Броситься в объятия капитализма: найти работу с маленьким окладом и большими возможностями. Наверное. О возможностях, пожалуй, позже — мельком, в закрывающийся уже чьей-то огромной лапой дверной глазок разглядеть что-то светящееся, забыть, что дверь не открыть, что ключ проглотил хозяин — ты так его теперь называешь. Вот документы, хозяин, я прислал вам письмо, хозяин, можно мне отойти пописать, хозяин, когда уже я смогу разглядеть что-то большее, чем вспышку света в глазке для маньяков, заходящих по ночам, хозяин?

Работа бестолковая, монотонно-тупая. И пока бегаю между антидепрессантами и депрессией, между остановками и точками, где сегодня отрабатываю смену, — думаю, как бы моя маршрутка въехала куда-то, чтобы я не пришел, чтобы я не мог ходить, чтобы я мог доползти только до финишной черты.

А на работе мне весело, в работе есть смысл, особенно если усиленно себя убеждать.
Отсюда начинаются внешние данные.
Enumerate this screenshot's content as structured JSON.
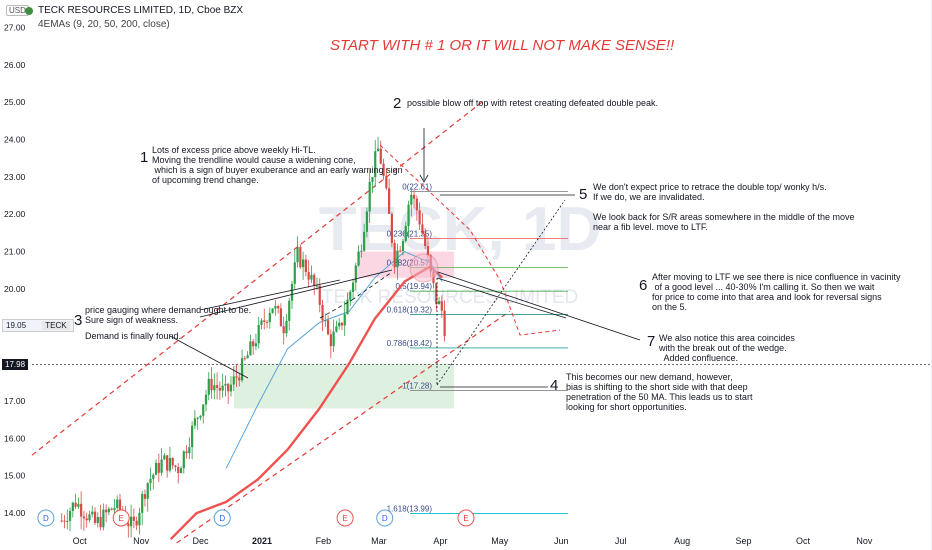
{
  "header": {
    "currency": "USD",
    "title": "TECK RESOURCES LIMITED, 1D, Cboe BZX",
    "indicator": "4EMAs (9, 20, 50, 200, close)",
    "symbol_tag": "TECK",
    "last_close": "19.05",
    "crosshair_price": "17.98"
  },
  "colors": {
    "up": "#26a69a",
    "down": "#ef5350",
    "candle_up": "#2e9e4a",
    "candle_down": "#d84a47",
    "ema50": "#ef5350",
    "ema20": "#5aa3d8",
    "dashed": "#e53935",
    "headline": "#e53935"
  },
  "watermark": {
    "big": "TECK, 1D",
    "small": "TECK RESOURCES LIMITED"
  },
  "chart_data": {
    "type": "candlestick",
    "title": "TECK RESOURCES LIMITED, 1D, Cboe BZX",
    "ylim": [
      13.6,
      27.2
    ],
    "y_ticks": [
      "27.00",
      "26.00",
      "25.00",
      "24.00",
      "23.00",
      "22.00",
      "21.00",
      "20.00",
      "19.00",
      "18.00",
      "17.00",
      "16.00",
      "15.00",
      "14.00"
    ],
    "x_ticks": [
      "Oct",
      "Nov",
      "Dec",
      "2021",
      "Feb",
      "Mar",
      "Apr",
      "May",
      "Jun",
      "Jul",
      "Aug",
      "Sep",
      "Oct",
      "Nov"
    ],
    "x_start": "2020-09-13",
    "x_end": "2021-11-25",
    "price_path": [
      [
        "2020-09-28",
        13.8
      ],
      [
        "2020-10-05",
        14.3
      ],
      [
        "2020-10-15",
        13.7
      ],
      [
        "2020-10-25",
        14.2
      ],
      [
        "2020-11-03",
        13.6
      ],
      [
        "2020-11-10",
        14.8
      ],
      [
        "2020-11-18",
        15.4
      ],
      [
        "2020-11-26",
        15.2
      ],
      [
        "2020-12-04",
        16.4
      ],
      [
        "2020-12-12",
        17.5
      ],
      [
        "2020-12-20",
        17.2
      ],
      [
        "2020-12-28",
        17.9
      ],
      [
        "2021-01-06",
        18.9
      ],
      [
        "2021-01-12",
        19.6
      ],
      [
        "2021-01-18",
        19.0
      ],
      [
        "2021-01-25",
        20.9
      ],
      [
        "2021-01-30",
        20.5
      ],
      [
        "2021-02-05",
        19.7
      ],
      [
        "2021-02-10",
        18.6
      ],
      [
        "2021-02-15",
        18.9
      ],
      [
        "2021-02-20",
        19.8
      ],
      [
        "2021-02-26",
        21.2
      ],
      [
        "2021-03-03",
        23.0
      ],
      [
        "2021-03-07",
        23.8
      ],
      [
        "2021-03-11",
        22.4
      ],
      [
        "2021-03-15",
        20.8
      ],
      [
        "2021-03-19",
        21.4
      ],
      [
        "2021-03-23",
        22.6
      ],
      [
        "2021-03-27",
        22.0
      ],
      [
        "2021-03-31",
        21.0
      ],
      [
        "2021-04-02",
        20.4
      ],
      [
        "2021-04-05",
        19.7
      ],
      [
        "2021-04-08",
        19.4
      ],
      [
        "2021-04-10",
        18.7
      ]
    ],
    "series": [
      {
        "points": [
          [
            "2020-11-22",
            13.3
          ],
          [
            "2020-12-05",
            14.0
          ],
          [
            "2020-12-20",
            14.3
          ],
          [
            "2021-01-05",
            14.9
          ],
          [
            "2021-01-20",
            15.7
          ],
          [
            "2021-02-05",
            16.8
          ],
          [
            "2021-02-20",
            18.0
          ],
          [
            "2021-03-05",
            19.2
          ],
          [
            "2021-03-20",
            20.2
          ],
          [
            "2021-04-02",
            20.6
          ],
          [
            "2021-04-08",
            20.3
          ]
        ]
      },
      {
        "points": [
          [
            "2020-12-20",
            15.2
          ],
          [
            "2021-01-05",
            16.9
          ],
          [
            "2021-01-20",
            18.4
          ],
          [
            "2021-02-05",
            19.1
          ],
          [
            "2021-02-20",
            19.4
          ],
          [
            "2021-03-05",
            20.3
          ],
          [
            "2021-03-20",
            21.0
          ],
          [
            "2021-04-02",
            20.7
          ],
          [
            "2021-04-08",
            20.2
          ]
        ]
      }
    ],
    "fib_levels": [
      {
        "label": "0(22.61)",
        "value": 22.61
      },
      {
        "label": "0.236(21.35)",
        "value": 21.35
      },
      {
        "label": "0.382(20.57)",
        "value": 20.57
      },
      {
        "label": "0.5(19.94)",
        "value": 19.94
      },
      {
        "label": "0.618(19.32)",
        "value": 19.32
      },
      {
        "label": "0.786(18.42)",
        "value": 18.42
      },
      {
        "label": "1(17.28)",
        "value": 17.28
      },
      {
        "label": "1.618(13.99)",
        "value": 13.99
      }
    ],
    "zones": [
      {
        "from": "2021-02-24",
        "to": "2021-04-14",
        "top": 21.0,
        "bottom": 20.3,
        "color": "#f8bbd0"
      },
      {
        "from": "2020-12-24",
        "to": "2021-04-14",
        "top": 18.0,
        "bottom": 16.8,
        "color": "#c8e6c9"
      }
    ],
    "events": [
      {
        "label": "D",
        "date": "2020-09-20"
      },
      {
        "label": "E",
        "date": "2020-10-28"
      },
      {
        "label": "D",
        "date": "2020-12-18"
      },
      {
        "label": "E",
        "date": "2021-02-18"
      },
      {
        "label": "D",
        "date": "2021-03-10"
      },
      {
        "label": "E",
        "date": "2021-04-20"
      }
    ],
    "channel_lines": [
      {
        "p1": [
          "2020-09-13",
          15.55
        ],
        "p2": [
          "2021-04-28",
          25.0
        ]
      },
      {
        "p1": [
          "2020-11-25",
          13.2
        ],
        "p2": [
          "2021-05-12",
          19.4
        ]
      }
    ]
  },
  "headline": "START WITH # 1 OR IT WILL NOT MAKE SENSE!!",
  "annotations": [
    {
      "num": "1",
      "text": "Lots of excess price above weekly Hi-TL.\nMoving the trendline would cause a widening cone,\n which is a sign of buyer exuberance and an early warning sign\nof upcoming trend change."
    },
    {
      "num": "2",
      "text": "possible blow off top with retest creating defeated double peak."
    },
    {
      "num": "3",
      "text": "price gauging where demand ought to be.\nSure sign of weakness."
    },
    {
      "num": "",
      "text": "Demand is finally found."
    },
    {
      "num": "4",
      "text": "This becomes our new demand, however,\nbias is shifting to the short side with that deep\npenetration of the 50 MA. This leads us to start\nlooking for short opportunities."
    },
    {
      "num": "5",
      "text": "We don't expect price to retrace the double top/ wonky h/s.\nIf we do, we are invalidated.\n\nWe look back for S/R areas somewhere in the middle of the move\nnear a fib level. move to LTF."
    },
    {
      "num": "6",
      "text": "After moving to LTF we see there is nice confluence in vacinity\n of a good level ... 40-30% I'm calling it. So then we wait\nfor price to come into that area and look for reversal signs\non the 5."
    },
    {
      "num": "7",
      "text": "We also notice this area coincides\nwith the break out of the wedge.\n  Added confluence."
    }
  ]
}
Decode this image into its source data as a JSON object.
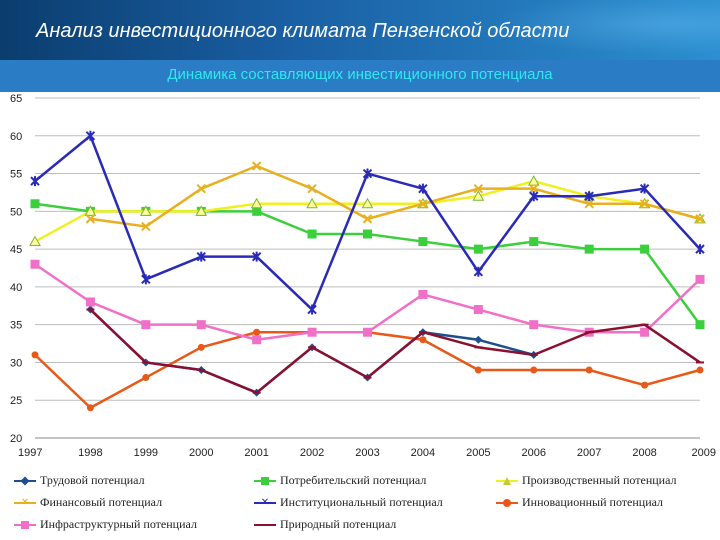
{
  "header": {
    "title": "Анализ инвестиционного климата Пензенской области"
  },
  "chart_data": {
    "type": "line",
    "title": "Динамика составляющих инвестиционного потенциала",
    "categories": [
      "1997",
      "1998",
      "1999",
      "2000",
      "2001",
      "2002",
      "2003",
      "2004",
      "2005",
      "2006",
      "2007",
      "2008",
      "2009"
    ],
    "ylim": [
      20,
      65
    ],
    "yticks": [
      20,
      25,
      30,
      35,
      40,
      45,
      50,
      55,
      60,
      65
    ],
    "grid": true,
    "legend_position": "bottom",
    "series": [
      {
        "name": "Трудовой потенциал",
        "color": "#1f4e8c",
        "marker": "diamond",
        "values": [
          null,
          37,
          30,
          29,
          26,
          32,
          28,
          34,
          33,
          31,
          null,
          null,
          null
        ]
      },
      {
        "name": "Потребительский потенциал",
        "color": "#3ccf3c",
        "marker": "square",
        "values": [
          51,
          50,
          50,
          50,
          50,
          47,
          47,
          46,
          45,
          46,
          45,
          45,
          35
        ]
      },
      {
        "name": "Производственный потенциал",
        "color": "#f0f020",
        "marker": "triangle",
        "values": [
          46,
          50,
          50,
          50,
          51,
          51,
          51,
          51,
          52,
          54,
          52,
          51,
          49
        ]
      },
      {
        "name": "Финансовый потенциал",
        "color": "#e8b020",
        "marker": "x",
        "values": [
          null,
          49,
          48,
          53,
          56,
          53,
          49,
          51,
          53,
          53,
          51,
          51,
          49
        ]
      },
      {
        "name": "Институциональный потенциал",
        "color": "#2a2ab8",
        "marker": "star",
        "values": [
          54,
          60,
          41,
          44,
          44,
          37,
          55,
          53,
          42,
          52,
          52,
          53,
          45
        ]
      },
      {
        "name": "Инновационный потенциал",
        "color": "#e85818",
        "marker": "circle",
        "values": [
          31,
          24,
          28,
          32,
          34,
          34,
          34,
          33,
          29,
          29,
          29,
          27,
          29
        ]
      },
      {
        "name": "Инфраструктурный потенциал",
        "color": "#f070c8",
        "marker": "square",
        "values": [
          43,
          38,
          35,
          35,
          33,
          34,
          34,
          39,
          37,
          35,
          34,
          34,
          41
        ]
      },
      {
        "name": "Природный потенциал",
        "color": "#8b1030",
        "marker": "dash",
        "values": [
          null,
          37,
          30,
          29,
          26,
          32,
          28,
          34,
          32,
          31,
          34,
          35,
          30
        ]
      }
    ]
  }
}
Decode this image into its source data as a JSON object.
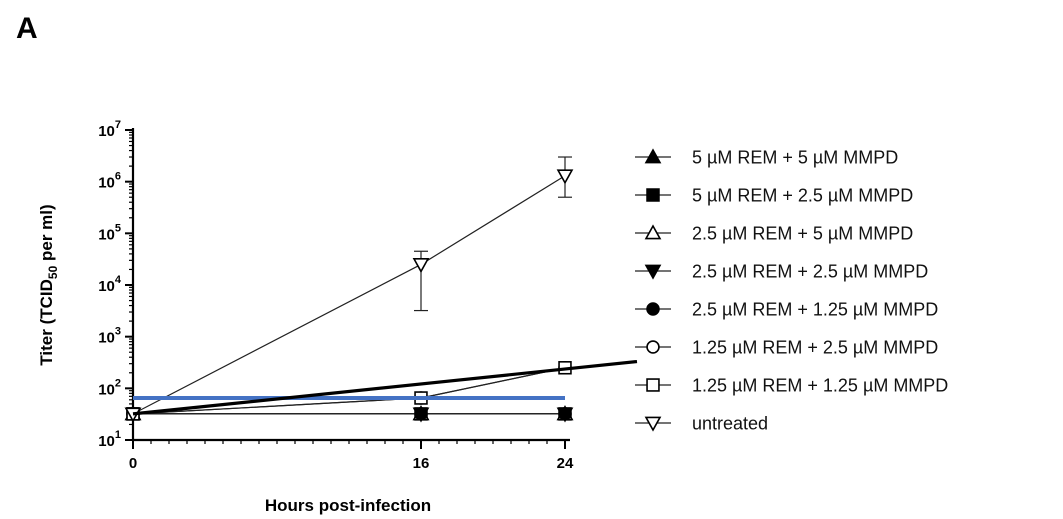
{
  "panel_label": "A",
  "chart_data": {
    "type": "line",
    "xlabel": "Hours post-infection",
    "ylabel_main": "Titer (TCID",
    "ylabel_sub": "50",
    "ylabel_tail": " per ml)",
    "x_ticks": [
      "0",
      "16",
      "24"
    ],
    "x_tick_values": [
      0,
      16,
      24
    ],
    "y_scale": "log",
    "y_ticks": [
      {
        "base": "10",
        "exp": "1",
        "value": 10
      },
      {
        "base": "10",
        "exp": "2",
        "value": 100
      },
      {
        "base": "10",
        "exp": "3",
        "value": 1000
      },
      {
        "base": "10",
        "exp": "4",
        "value": 10000
      },
      {
        "base": "10",
        "exp": "5",
        "value": 100000
      },
      {
        "base": "10",
        "exp": "6",
        "value": 1000000
      },
      {
        "base": "10",
        "exp": "7",
        "value": 10000000
      }
    ],
    "xlim": [
      0,
      24
    ],
    "ylim": [
      10,
      10000000
    ],
    "legend_position": "right",
    "series": [
      {
        "name": "5 µM REM + 5 µM MMPD",
        "marker": "triangle-up-filled",
        "x": [
          0,
          16,
          24
        ],
        "y": [
          32,
          32,
          32
        ]
      },
      {
        "name": "5 µM REM + 2.5 µM MMPD",
        "marker": "square-filled",
        "x": [
          0,
          16,
          24
        ],
        "y": [
          32,
          32,
          32
        ]
      },
      {
        "name": "2.5 µM REM + 5 µM MMPD",
        "marker": "triangle-up-open",
        "x": [
          0,
          16,
          24
        ],
        "y": [
          32,
          32,
          32
        ]
      },
      {
        "name": "2.5 µM REM + 2.5 µM MMPD",
        "marker": "triangle-down-filled",
        "x": [
          0,
          16,
          24
        ],
        "y": [
          32,
          32,
          32
        ]
      },
      {
        "name": "2.5 µM REM + 1.25 µM MMPD",
        "marker": "circle-filled",
        "x": [
          0,
          16,
          24
        ],
        "y": [
          32,
          32,
          32
        ]
      },
      {
        "name": "1.25 µM REM + 2.5 µM MMPD",
        "marker": "circle-open",
        "x": [
          0,
          16,
          24
        ],
        "y": [
          32,
          65,
          250
        ]
      },
      {
        "name": "1.25 µM REM + 1.25 µM MMPD",
        "marker": "square-open",
        "x": [
          0,
          16,
          24
        ],
        "y": [
          32,
          65,
          250
        ]
      },
      {
        "name": "untreated",
        "marker": "triangle-down-open",
        "x": [
          0,
          16,
          24
        ],
        "y": [
          32,
          25000,
          1300000
        ],
        "err_low": [
          null,
          3200,
          500000
        ],
        "err_high": [
          null,
          45000,
          3000000
        ]
      }
    ],
    "reference_lines": [
      {
        "color": "#4472c4",
        "y": 65,
        "x_start": 0,
        "x_end": 24
      },
      {
        "color": "#000000",
        "x_start": 0,
        "y_start": 32,
        "x_end": 28,
        "y_end": 330
      }
    ]
  }
}
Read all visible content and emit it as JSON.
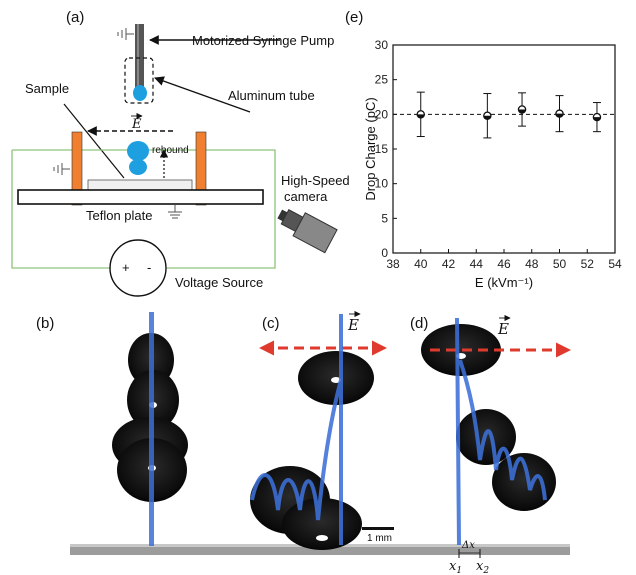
{
  "panels": {
    "a": "(a)",
    "b": "(b)",
    "c": "(c)",
    "d": "(d)",
    "e": "(e)"
  },
  "setup": {
    "syringe": "Motorized Syringe Pump",
    "tube": "Aluminum tube",
    "sample": "Sample",
    "rebound": "rebound",
    "camera": "High-Speed\ncamera",
    "camera_l1": "High-Speed",
    "camera_l2": "camera",
    "teflon": "Teflon plate",
    "voltage": "Voltage Source",
    "plus": "+",
    "minus": "-",
    "field": "E"
  },
  "photos": {
    "field_c": "E",
    "field_d": "E",
    "scale": "1 mm",
    "dx": "Δx",
    "x1": "x",
    "x1_sub": "1",
    "x2": "x",
    "x2_sub": "2"
  },
  "colors": {
    "electrode": "#f0802f",
    "droplet": "#1e9fe0",
    "trajectory": "#3b6fd6",
    "field_arrow": "#e03a2e",
    "circuit": "#8dc47a"
  },
  "chart_data": {
    "type": "scatter",
    "title": "",
    "xlabel": "E (kVm⁻¹)",
    "ylabel": "Drop Charge (pC)",
    "xlim": [
      38,
      54
    ],
    "ylim": [
      0,
      30
    ],
    "xticks": [
      38,
      40,
      42,
      44,
      46,
      48,
      50,
      52,
      54
    ],
    "yticks": [
      0,
      5,
      10,
      15,
      20,
      25,
      30
    ],
    "x": [
      40,
      44.8,
      47.3,
      50,
      52.7
    ],
    "y": [
      20,
      19.8,
      20.7,
      20.1,
      19.6
    ],
    "yerr": [
      3.2,
      3.2,
      2.4,
      2.6,
      2.1
    ],
    "reference_line_y": 20,
    "grid": false
  }
}
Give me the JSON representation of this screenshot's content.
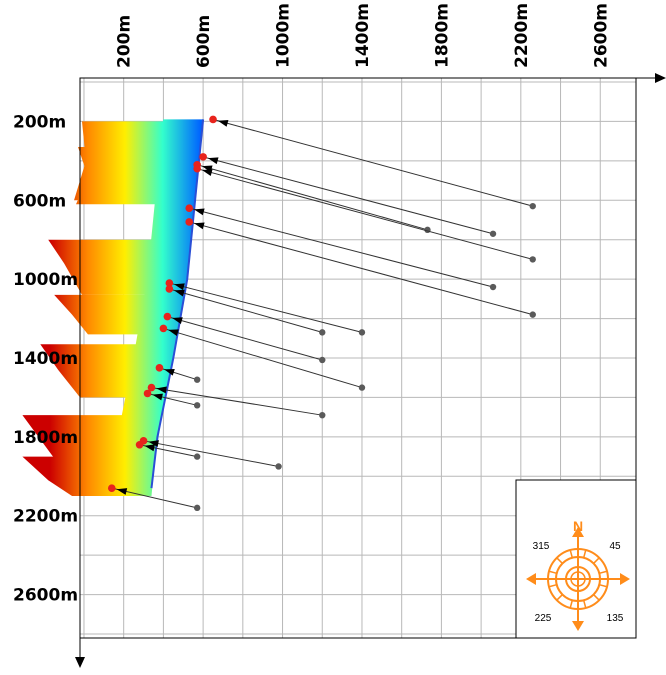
{
  "x_axis": {
    "ticks": [
      {
        "value": 200,
        "label": "200m"
      },
      {
        "value": 600,
        "label": "600m"
      },
      {
        "value": 1000,
        "label": "1000m"
      },
      {
        "value": 1400,
        "label": "1400m"
      },
      {
        "value": 1800,
        "label": "1800m"
      },
      {
        "value": 2200,
        "label": "2200m"
      },
      {
        "value": 2600,
        "label": "2600m"
      }
    ]
  },
  "y_axis": {
    "ticks": [
      {
        "value": 200,
        "label": "200m"
      },
      {
        "value": 600,
        "label": "600m"
      },
      {
        "value": 1000,
        "label": "1000m"
      },
      {
        "value": 1400,
        "label": "1400m"
      },
      {
        "value": 1800,
        "label": "1800m"
      },
      {
        "value": 2200,
        "label": "2200m"
      },
      {
        "value": 2600,
        "label": "2600m"
      }
    ]
  },
  "chart_data": {
    "type": "scatter",
    "title": "",
    "xlabel": "",
    "ylabel": "",
    "xlim": [
      -20,
      2780
    ],
    "ylim": [
      -20,
      2820
    ],
    "y_inverted": true,
    "grid": true,
    "well_trace": [
      [
        600,
        190
      ],
      [
        520,
        1000
      ],
      [
        450,
        1400
      ],
      [
        370,
        1800
      ],
      [
        340,
        2060
      ]
    ],
    "rays": [
      {
        "from": [
          2260,
          630
        ],
        "to": [
          650,
          190
        ]
      },
      {
        "from": [
          2060,
          770
        ],
        "to": [
          600,
          380
        ]
      },
      {
        "from": [
          1730,
          750
        ],
        "to": [
          570,
          420
        ]
      },
      {
        "from": [
          2260,
          900
        ],
        "to": [
          570,
          440
        ]
      },
      {
        "from": [
          2060,
          1040
        ],
        "to": [
          530,
          640
        ]
      },
      {
        "from": [
          2260,
          1180
        ],
        "to": [
          530,
          710
        ]
      },
      {
        "from": [
          1400,
          1270
        ],
        "to": [
          430,
          1020
        ]
      },
      {
        "from": [
          1200,
          1270
        ],
        "to": [
          430,
          1050
        ]
      },
      {
        "from": [
          1200,
          1410
        ],
        "to": [
          420,
          1190
        ]
      },
      {
        "from": [
          1400,
          1550
        ],
        "to": [
          400,
          1250
        ]
      },
      {
        "from": [
          570,
          1510
        ],
        "to": [
          380,
          1450
        ]
      },
      {
        "from": [
          1200,
          1690
        ],
        "to": [
          340,
          1550
        ]
      },
      {
        "from": [
          570,
          1640
        ],
        "to": [
          320,
          1580
        ]
      },
      {
        "from": [
          980,
          1950
        ],
        "to": [
          300,
          1820
        ]
      },
      {
        "from": [
          570,
          1900
        ],
        "to": [
          280,
          1840
        ]
      },
      {
        "from": [
          570,
          2160
        ],
        "to": [
          140,
          2060
        ]
      }
    ],
    "response_lobes": [
      [
        [
          -10,
          200
        ],
        [
          10,
          400
        ],
        [
          -50,
          600
        ]
      ],
      [
        [
          -30,
          330
        ],
        [
          20,
          480
        ],
        [
          -40,
          620
        ]
      ],
      [
        [
          -180,
          800
        ],
        [
          -100,
          920
        ],
        [
          -10,
          1080
        ]
      ],
      [
        [
          -150,
          1080
        ],
        [
          -60,
          1180
        ],
        [
          20,
          1280
        ]
      ],
      [
        [
          -220,
          1330
        ],
        [
          -130,
          1460
        ],
        [
          -20,
          1600
        ]
      ],
      [
        [
          -310,
          1690
        ],
        [
          -200,
          1840
        ],
        [
          -90,
          1990
        ]
      ],
      [
        [
          -310,
          1900
        ],
        [
          -180,
          2020
        ],
        [
          -60,
          2100
        ]
      ]
    ]
  },
  "compass": {
    "north_label": "N",
    "labels": {
      "nw": "315",
      "ne": "45",
      "sw": "225",
      "se": "135"
    },
    "color": "#ff8c1a"
  },
  "colors": {
    "grid": "#b8b8b8",
    "frame": "#000000",
    "ray": "#333333",
    "ray_origin": "#5a5a5a",
    "ray_tip": "#e8231c",
    "well": "#2a4fd6"
  }
}
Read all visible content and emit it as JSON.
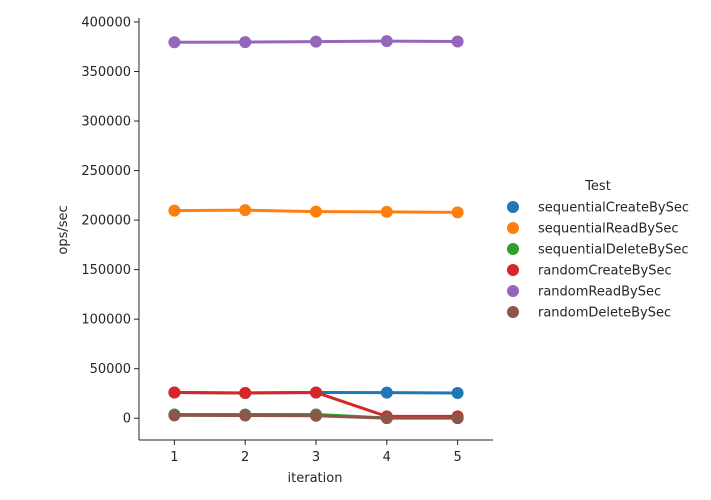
{
  "chart_data": {
    "type": "line",
    "xlabel": "iteration",
    "ylabel": "ops/sec",
    "x": [
      1,
      2,
      3,
      4,
      5
    ],
    "xlim": [
      0.5,
      5.5
    ],
    "ylim": [
      -22000,
      404000
    ],
    "yticks": [
      0,
      50000,
      100000,
      150000,
      200000,
      250000,
      300000,
      350000,
      400000
    ],
    "ytick_labels": [
      "0",
      "50000",
      "100000",
      "150000",
      "200000",
      "250000",
      "300000",
      "350000",
      "400000"
    ],
    "xtick_labels": [
      "1",
      "2",
      "3",
      "4",
      "5"
    ],
    "grid": false,
    "legend_title": "Test",
    "legend_position": "right",
    "series": [
      {
        "name": "sequentialCreateBySec",
        "color": "#1f77b4",
        "values": [
          26000,
          25500,
          26000,
          25800,
          25500
        ]
      },
      {
        "name": " sequentialReadBySec",
        "color": "#ff7f0e",
        "values": [
          209500,
          210000,
          208500,
          208300,
          207800
        ]
      },
      {
        "name": "sequentialDeleteBySec",
        "color": "#2ca02c",
        "values": [
          3700,
          3700,
          3700,
          200,
          200
        ]
      },
      {
        "name": " randomCreateBySec",
        "color": "#d62728",
        "values": [
          26000,
          25500,
          26000,
          1800,
          1800
        ]
      },
      {
        "name": "randomReadBySec",
        "color": "#9467bd",
        "values": [
          379500,
          379700,
          380200,
          380700,
          380300
        ]
      },
      {
        "name": "randomDeleteBySec",
        "color": "#8c564b",
        "values": [
          2800,
          2700,
          2500,
          100,
          100
        ]
      }
    ]
  }
}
Бумажки как-то не так лежат, кто-то ругается, кому-то нужно улыбнуться, где-то нужно расставить все по местам, а рядом хозяин с ключом в толстой кишке, живот его бурлит, он наклоняется над ухом и постоянно шепчет: «Наша компания не добилась бы такого, если бы мы не соблюдали стандарты. Знаешь, сколько у нас магазинов? Попробуй их все удержать в том состоянии, в котором они есть сейчас. Каждый сотрудник несет ответственность». И ты рад, как же ты рад, хозяин вручил тебе в руки ответственность, навалил ее на спину, попытался просунуть меж ног, зацепил за плечо, попросил удерживать подбородком — и у тебя столько ответственности, столько ответственности!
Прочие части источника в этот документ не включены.